Samsung is preparing to catch up in a field where Apple set the tone two years ago. 
The Galaxy S25, along with other Galaxy devices through an app update, is gaining the ability to record spatial video, a feature that made its debut on the iPhone 15 Pro in 2023 as part of Apple’s broader ecosystem push with the Vision Pro headset.
The update arrives through the Camera Assistant app – Samsung’s advanced photography toolkit that allows users to fine-tune virtually every detail of their shots. The leaked version, Camera Assistant 4.0.00.3, brings the long-rumored spatial video function. With it, Galaxy owners will be able to capture 3D video in 4K at 30 frames per second, paving the way for immersive playback experiences once Samsung’s own XR headset enters the market.
It’s not exactly shocking that this feature is only now landing on Samsung’s devices. Apple’s Vision Pro made spatial video a marketing centerpiece, but limited adoption and lukewarm sales meant the feature felt more like a niche experiment than a mainstream breakthrough. Samsung, however, appears to be playing the long game. With its upcoming Project Moohan, an Extended Reality headset scheduled for November, the company is clearly aligning hardware and software in anticipation of growing interest in immersive tech.
Project Moohan is expected to undercut Apple’s Vision Pro by a wide margin in price while delivering similar capabilities.

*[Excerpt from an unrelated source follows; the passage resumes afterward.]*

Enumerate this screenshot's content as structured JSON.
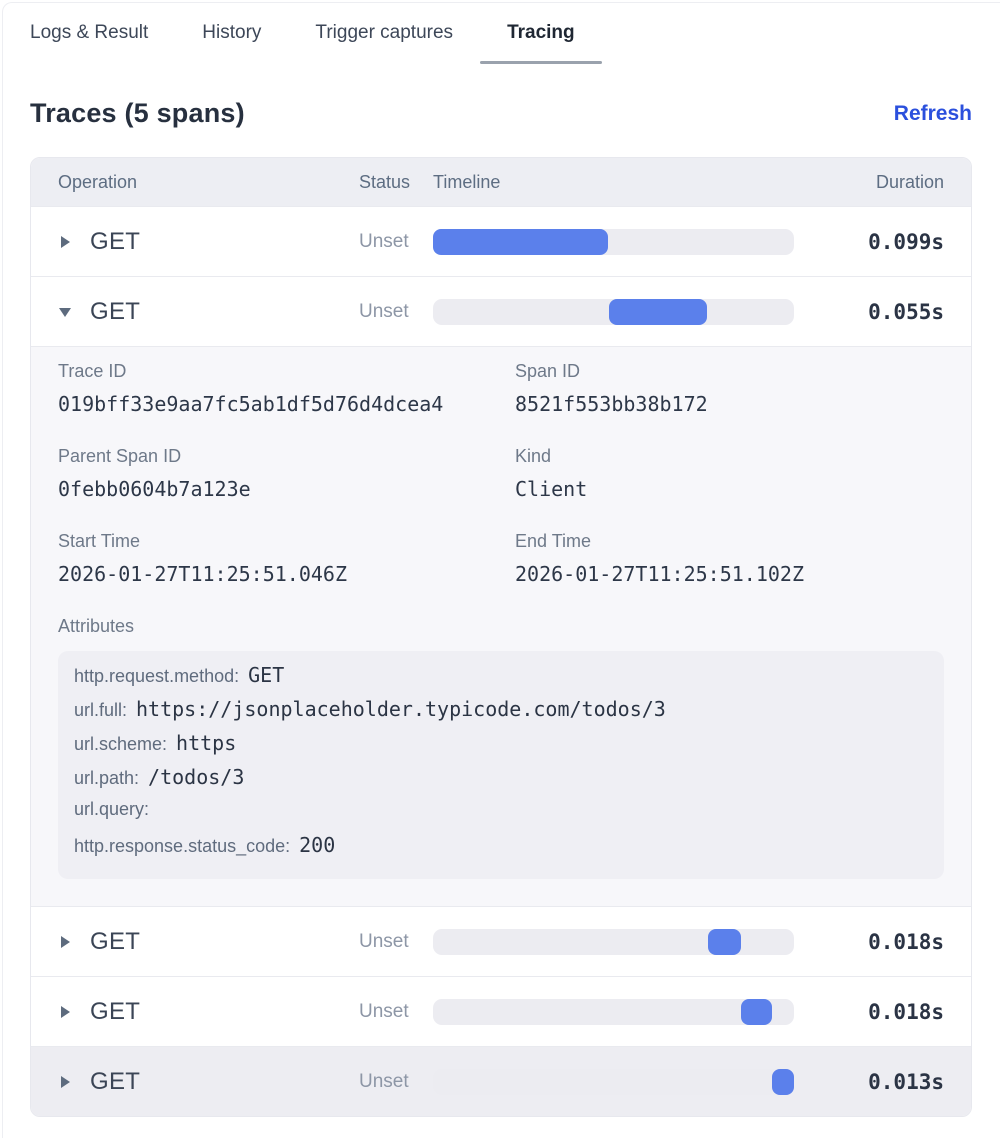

Samsung is positioning it less as a blockbuster launch and more as a cautious experiment. The strategy is to test consumer appetite for XR headsets before doubling down on advanced AR glasses that could directly rival Meta’s long-term ambitions. That calculated move suggests Samsung has learned from Apple’s early struggles, choosing to seed the feature now rather than gamble on it too soon.
Interestingly, while the feature may feel like a catch-up act, Samsung is likely to give it broader reach than Apple ever did. Instead of restricting spatial video capture to just the very latest flagship, leaks suggest the Camera Assistant update will extend support across multiple Galaxy models, past and present. That’s a contrast to Apple’s walled-garden approach, which often reserves key features for brand-new devices. If Samsung does indeed roll this out widely, it could normalize 3D video in a way Apple never managed.
Critics point out that spatial video hasn’t exactly taken the world by storm. Many iPhone users admitted they hardly ever used it, and the underwhelming Vision Pro launch left plenty of 3D footage gathering digital dust. Still, technology adoption can sometimes be slow and uneven. What looks like a gimmick in year one may become essential in year five, especially if XR headsets become more affordable and integrated into daily life. Samsung is betting that when the moment arrives, it will be ready with both the devices and the content ecosystem to support it.
For now, Galaxy enthusiasts eager to try the feature don’t necessarily need to wait for the official rollout. The leaked app package is already circulating online, though with the usual caveat that sideloading early builds comes with risks. The smarter play may be to hold off until Samsung formally distributes the update, likely timed to coincide with its XR headset’s unveiling.
Whether this move will reignite enthusiasm for spatial video remains to be seen. But one thing is certain: the Galaxy S25 is bringing a two-year-old Apple feature into Samsung’s world, and this time, the company may have the ecosystem ready to actually make it useful.
3 comments
If Samsung prices Moohan low, ppl might actually care this time
Apple did this first but nobody really used it tbh
Honestly feels gimmicky, how many ppl even watch 3D vids?